- Pesquisadores do MIT estudaram a mineralização do CO₂ em rochas basálticas, usando imagens de raio-X; o estudo foi publicado na revista AGU Advances.
- Ao injetar fluido nas rochas, a permeabilidade caiu rapidamente, enquanto a porosidade permaneceu relativamente estável.
- Minerais se formam em túneis estreitos que conectam grandes poros, bloqueando o caminho, mas o fluido ainda consegue passar, em ritmo menor.
- Mesmo com o entupimento inicial, as rochas podem reter mais CO₂ ao longo do tempo, sugerindo capacidade de armazenamento adicional.
- Sensores ultrassônicos acompanharam mudanças na porosidade, indicando que análises acústicas podem monitorar a capacidade de armazenamento das rochas.
O desempenho da mineralização de CO2 em rochas sob análise. Pesquisadores do MIT estudaram, com imagens de tomografia, como o CO2 se transforma em minerais dentro de basaltos ao ser injetado, buscando avaliar a capacidade de armazenar carbono de forma estável ao longo do tempo.

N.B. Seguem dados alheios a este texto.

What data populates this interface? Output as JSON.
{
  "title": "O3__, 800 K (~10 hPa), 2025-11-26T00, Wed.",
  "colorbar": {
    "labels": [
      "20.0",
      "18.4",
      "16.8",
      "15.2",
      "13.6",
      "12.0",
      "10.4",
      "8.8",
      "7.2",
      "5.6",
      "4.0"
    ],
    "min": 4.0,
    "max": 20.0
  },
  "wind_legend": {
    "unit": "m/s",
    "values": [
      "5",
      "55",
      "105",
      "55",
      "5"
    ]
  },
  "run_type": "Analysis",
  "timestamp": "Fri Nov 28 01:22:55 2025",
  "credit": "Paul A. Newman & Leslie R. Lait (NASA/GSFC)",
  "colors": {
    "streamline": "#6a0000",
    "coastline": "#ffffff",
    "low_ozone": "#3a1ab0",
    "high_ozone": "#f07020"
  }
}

Em experimento com basaltos de coleta de 2023, os pesquisadores injetaram fluidos rica em CO2 e observaram, via CT, como as rochas perdem permeabilidade rapidamente, mas mantêm a porosidade relativamente estável. A mineralização ocorre principalmente em microfendas que ligam poros maiores.

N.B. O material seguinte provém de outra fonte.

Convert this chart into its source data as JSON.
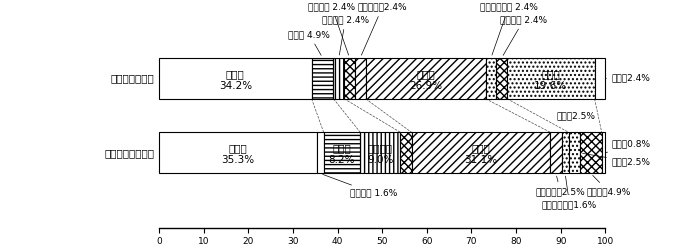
{
  "row1_label": "入院をしている",
  "row2_label": "入院をしていない",
  "row1_segs": [
    {
      "label": "家族等",
      "value": 34.2,
      "hatch": "",
      "text": "家族等\n34.2%"
    },
    {
      "label": "友人等",
      "value": 4.9,
      "hatch": "----",
      "text": ""
    },
    {
      "label": "施設職員",
      "value": 2.4,
      "hatch": "||||",
      "text": ""
    },
    {
      "label": "相談機関",
      "value": 2.4,
      "hatch": "xxxx",
      "text": ""
    },
    {
      "label": "障害者団体",
      "value": 2.4,
      "hatch": "////",
      "text": ""
    },
    {
      "label": "主治医",
      "value": 26.9,
      "hatch": "////",
      "text": "主治医\n26.9%"
    },
    {
      "label": "民生児童委員",
      "value": 2.4,
      "hatch": "....",
      "text": ""
    },
    {
      "label": "病院職員",
      "value": 2.4,
      "hatch": "xxxx",
      "text": ""
    },
    {
      "label": "看護師",
      "value": 19.6,
      "hatch": "....",
      "text": "看護師\n19.6%"
    },
    {
      "label": "無回答",
      "value": 2.4,
      "hatch": "",
      "text": ""
    }
  ],
  "row2_segs": [
    {
      "label": "家族等",
      "value": 35.3,
      "hatch": "",
      "text": "家族等\n35.3%"
    },
    {
      "label": "近所の人",
      "value": 1.6,
      "hatch": "",
      "text": ""
    },
    {
      "label": "友人等",
      "value": 8.2,
      "hatch": "----",
      "text": "友人等\n8.2%"
    },
    {
      "label": "施設職員",
      "value": 9.0,
      "hatch": "||||",
      "text": "施設職員\n9.0%"
    },
    {
      "label": "相談機関",
      "value": 2.5,
      "hatch": "xxxx",
      "text": ""
    },
    {
      "label": "主治医",
      "value": 31.1,
      "hatch": "////",
      "text": "主治医\n31.1%"
    },
    {
      "label": "障害者団体",
      "value": 2.5,
      "hatch": "////",
      "text": ""
    },
    {
      "label": "民生児童委員",
      "value": 1.6,
      "hatch": "....",
      "text": ""
    },
    {
      "label": "看護師",
      "value": 2.5,
      "hatch": "....",
      "text": ""
    },
    {
      "label": "病院職員",
      "value": 4.9,
      "hatch": "xxxx",
      "text": ""
    },
    {
      "label": "無回答",
      "value": 0.8,
      "hatch": "",
      "text": ""
    }
  ],
  "xticks": [
    0,
    10,
    20,
    30,
    40,
    50,
    60,
    70,
    80,
    90,
    100
  ],
  "bar_height": 0.55,
  "font_size": 7.5,
  "ann_font_size": 6.5
}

Os resultados indicam que a formação de minerais reduz a passagem de fluido, ainda que o fluxo permaneça possível. A formação continua em fissuras pequenas ao longo de dias ou semanas, sugerindo potencial de armazenamento contínuo de CO2, mesmo com baixa permeabilidade.
O que mudou com os experimentos
A equipe monitorou a evolução das estruturas rochosas com sensores ultrassônicos, verificando que a velocidade de ondas aumenta conforme a porosidade diminui. Esse método pode ajudar a estimar, de forma prática, a capacidade de armazenamento de rochas subterrâneas.
Os pesquisadores usaram amostras de basaltos obtidas na Islândia e fluidos que mineralizam rapidamente ao combinar-se. Os dados, obtidos em tomografia, mostraram que a permeabilidade cai cerca de uma ordem de grandeza em 24 horas, enquanto a porosidade se reduz de forma mais gradual.
A pesquisa, publicada na AGU Advances, é liderada por geofísicos do MIT e conta com coautores da EAPS e do Schlumberger-Doll Research Center. Além de confirmar a viabilidade da mineralização, o estudo aponta caminhos para monitorar e otimizar o processo.
Contexto e desdobramentos
Projetos-piloto, como o CarbFix na Islândia, já demonstraram que mais de 95% do CO2 injetado pode se transformar em minerais em até dois anos. O MIT busca entender como essa transformação afeta a capacidade de armazenamento ao longo de tempo.
As descobertas ajudam a esclarecer como a química e a geometria das rochas influenciam o transporte de fluidos durante a mineralização. Os resultados são considerados promissores para futuras operações de armazenamento subterrâneo de CO2.